TLDR, what I did was:

  1. Restrict the nature of input arguments to make it clearer for Julia users
  2. Remove py2ju because we really should not be relying on python syntax in Julia code. Instead, show users how to input the arguments in Julia code in the README/documentation (I'll update the README further).
  3. Pulling out minor functions (see below), so that they can be individually modified without disturbing the overall code. a. Retrieval of cdskeys b. Parsing of HTTP request
  4. Allow for the retrieval to fail, otherwise the initial one looks as though it will be stuck in a loop (lines 36-40 of the initial code).
juliohm commented 4 years ago

TLDR, what I did was:

  • Restrict the nature of input arguments to make it clearer for Julia users

Restricting input arguments is a Julia anti-pattern, see section "Over-constraining argument types" https://www.oxinabox.net/2020/04/19/Julia-Antipatterns.html

  • Remove py2ju because we really should not be relying on python syntax in Julia code. Instead, show users how to input the arguments in Julia code.
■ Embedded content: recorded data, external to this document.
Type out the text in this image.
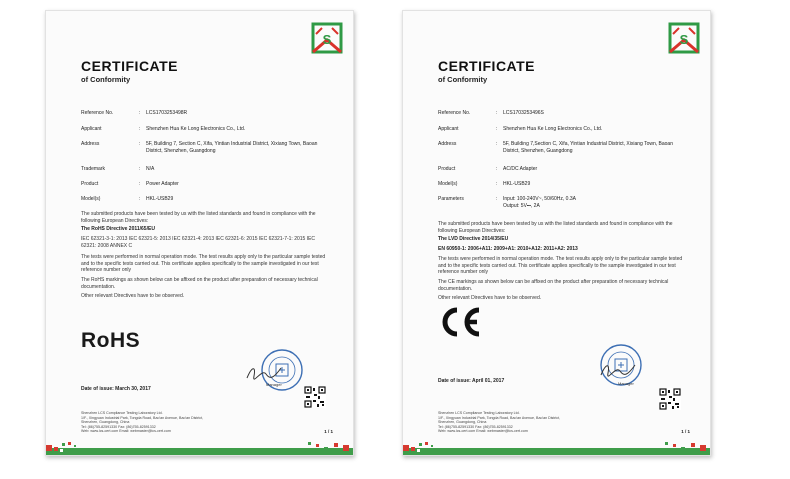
S
CERTIFICATE
of Conformity
Reference No.	:	LCS1703253498R
Applicant	:	Shenzhen Hua Ke Long Electronics Co., Ltd.
Address	:	5F, Building 7, Section C, Xifa, Yintian Industrial District, Xixiang Town, Baoan District, Shenzhen, Guangdong
Trademark	:	N/A
Product	:	Power Adapter
Model(s)	:	HKL-USB29
The submitted products have been tested by us with the listed standards and found in compliance with the following European Directives:
The RoHS Directive 2011/65/EU
IEC 62321-3-1: 2013 IEC 62321-5: 2013 IEC 62321-4: 2013 IEC 62321-6: 2015 IEC 62321-7-1: 2015 IEC 62321: 2008 ANNEX C
The tests were performed in normal operation mode. The test results apply only to the particular sample tested and to the specific tests carried out. This certificate applies specifically to the sample investigated in our test reference number only
The RoHS markings as shown below can be affixed on the product after preparation of necessary technical documentation.
Other relevant Directives have to be observed.
RoHS
Manager
Date of issue: March 30, 2017
Shenzhen LCS Compliance Testing Laboratory Ltd.
1/F., Xingyuan Industrial Park, Tongda Road, Bao'an Avenue, Bao'an District,
Shenzhen, Guangdong, China
Tel: (86)755-82591330 Fax: (86)755-82591332
Web: www.lcs-cert.com Email: webmaster@lcs-cert.com	1 / 1
S
CERTIFICATE
of Conformity
Reference No.	:	LCS1703253496S
Applicant	:	Shenzhen Hua Ke Long Electronics Co., Ltd.
Address	:	5F, Building 7,Section C, Xifa, Yintian Industrial District, Xixiang Town, Baoan District, Shenzhen, Guangdong
Product	:	AC/DC Adapter
Model(s)	:	HKL-USB29
Parameters	:	Input: 100-240V~, 50/60Hz, 0.3A
Output: 5V⎓, 2A
The submitted products have been tested by us with the listed standards and found in compliance with the following European Directives:
The LVD Directive 2014/35/EU
EN 60950-1: 2006+A11: 2009+A1: 2010+A12: 2011+A2: 2013
The tests were performed in normal operation mode. The test results apply only to the particular sample tested and to the specific tests carried out. This certificate applies specifically to the sample investigated in our test reference number only
The CE markings as shown below can be affixed on the product after preparation of necessary technical documentation.
Other relevant Directives have to be observed.
Manager
Date of issue: April 01, 2017
Shenzhen LCS Compliance Testing Laboratory Ltd.
1/F., Xingyuan Industrial Park, Tongda Road, Bao'an Avenue, Bao'an District,
Shenzhen, Guangdong, China
Tel: (86)755-82591330 Fax: (86)755-82591332
Web: www.lcs-cert.com Email: webmaster@lcs-cert.com	1 / 1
Isn't it true that the current master branch supports Julia dicts just fine? We are only providing an additional helper function py2ju in case someone doesn't want to build the dict by hand. The CDS website creates Python queries for you, and converting these queries by hand can be a waste of time. What we should do is clarify in the README that Julia dicts are supported.

  • Pulling out minor functions (see below), so that they can be individually modified without disturbing the overall code. a. Retrieval of cdskeys b. Parsing of HTTP request

To be honest I don't see much use in a separate cdskey function, but we can review a separate PR with this improvement. Regarding the parsing of HTTP, this is the part of the code that I thought could be reformatted. What about we start two separate PRs with these changes?

natgeo-wong commented 3 years ago

Hi, sorry for the silence.

I will make the PRs when I have time, now is crunch time with class projects coming up.

I still believe that specifying the input types will be helpful, especially if people are coming over from Python to Julia, for new users to understand exactly how the Julia portions of the code work. I stand by my previous statement that specifying it is necessary.

I will make separate PRs for the parts you've specified.

juliohm commented 3 years ago

Awesome. I will close this PR for now, and then we can start fresh PRs with individual changes when you are over your other tasks in your todo list.